Одежда служит как для удовлетворения чувства стыдливости, требующего того, чтобы какие-то части тела были прикрыты, так и для защиты его от внешних воздействий. Только варвар прибегает к излишним украшениям, которые ему так нравятся. Одежда полинезийцев в общем отвечает присущему им чувству стыдливости, не скрывая вместе с тем благородного телосложения сильных, здоровых, красивых людей. Плащи простых жителей, которые они в зависимости от потребности или от настроения то надевают, то сбрасывают и которые из почтения надлежит снимать в присутствии знатных и могущественных особ, и прежде всего широкие, в складках плащи знати, так же красивы, как и удобны.

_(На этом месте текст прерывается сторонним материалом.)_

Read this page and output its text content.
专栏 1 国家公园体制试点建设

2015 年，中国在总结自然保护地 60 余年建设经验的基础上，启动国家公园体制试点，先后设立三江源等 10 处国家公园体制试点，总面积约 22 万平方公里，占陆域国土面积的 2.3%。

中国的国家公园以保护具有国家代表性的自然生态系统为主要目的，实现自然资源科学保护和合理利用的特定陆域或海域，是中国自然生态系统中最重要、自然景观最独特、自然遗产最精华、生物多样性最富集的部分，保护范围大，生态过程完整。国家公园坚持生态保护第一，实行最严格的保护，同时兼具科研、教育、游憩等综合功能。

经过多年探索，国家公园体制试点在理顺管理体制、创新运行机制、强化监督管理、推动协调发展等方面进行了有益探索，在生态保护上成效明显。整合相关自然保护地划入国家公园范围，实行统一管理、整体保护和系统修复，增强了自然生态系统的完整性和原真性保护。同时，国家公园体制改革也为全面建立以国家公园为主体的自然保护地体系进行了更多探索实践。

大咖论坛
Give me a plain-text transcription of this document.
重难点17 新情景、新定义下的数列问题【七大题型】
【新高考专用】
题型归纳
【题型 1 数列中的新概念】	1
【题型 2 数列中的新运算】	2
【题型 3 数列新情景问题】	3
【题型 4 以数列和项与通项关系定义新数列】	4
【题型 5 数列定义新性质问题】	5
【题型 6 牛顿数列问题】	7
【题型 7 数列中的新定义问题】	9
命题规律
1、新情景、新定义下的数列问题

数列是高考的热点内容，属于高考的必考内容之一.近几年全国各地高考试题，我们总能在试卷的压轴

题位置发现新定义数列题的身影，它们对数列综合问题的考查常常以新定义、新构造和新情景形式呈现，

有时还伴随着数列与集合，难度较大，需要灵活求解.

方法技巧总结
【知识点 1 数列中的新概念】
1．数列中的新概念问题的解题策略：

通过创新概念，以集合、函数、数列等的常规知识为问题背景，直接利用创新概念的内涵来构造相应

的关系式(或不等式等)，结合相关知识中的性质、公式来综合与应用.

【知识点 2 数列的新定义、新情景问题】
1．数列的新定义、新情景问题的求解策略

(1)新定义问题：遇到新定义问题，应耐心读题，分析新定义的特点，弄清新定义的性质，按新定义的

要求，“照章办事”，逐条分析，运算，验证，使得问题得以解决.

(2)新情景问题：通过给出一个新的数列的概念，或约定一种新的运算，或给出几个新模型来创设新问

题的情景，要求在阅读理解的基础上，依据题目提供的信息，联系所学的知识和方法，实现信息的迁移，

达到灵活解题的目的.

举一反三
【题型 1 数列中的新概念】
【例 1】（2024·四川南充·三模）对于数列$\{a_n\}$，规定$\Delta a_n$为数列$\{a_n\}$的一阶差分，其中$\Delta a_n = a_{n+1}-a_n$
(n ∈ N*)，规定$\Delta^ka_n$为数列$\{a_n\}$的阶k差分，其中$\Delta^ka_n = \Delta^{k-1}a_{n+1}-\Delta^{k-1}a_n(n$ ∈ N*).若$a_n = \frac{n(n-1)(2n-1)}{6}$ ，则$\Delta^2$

А татуировка? Татуировка — это весьма распространенный обычай; в той или иной степени она встречается у калифорнийцев и эскимосов, а запрет Моисея на это украшение свидетельствует, что оно не распространяется на детей Израиля. На островах Великого океана можно увидеть самые разнообразные виды татуировки. На Радаке она представляет собой художественное целое. Она не покрывает всего тела и не искажает его форм, а как бы сливается с тем и другим, делая тело более привлекательным. Трудно сказать что-либо хорошее о прическах жительниц Оваи, ибо они портят их естественную красоту. У радакцев, наоборот, оба пола проявляют величайшую заботу о волосах; изящные цепочки из ракушек, которыми они себя украшают, весьма удачно оттеняют блеск черных локонов и коричневый цвет нежной кожи. Несколько странными могут показаться украшения в ушах, держащиеся на удлиненных мочках; однако признаюсь, что на меня и они производят приятное впечатление.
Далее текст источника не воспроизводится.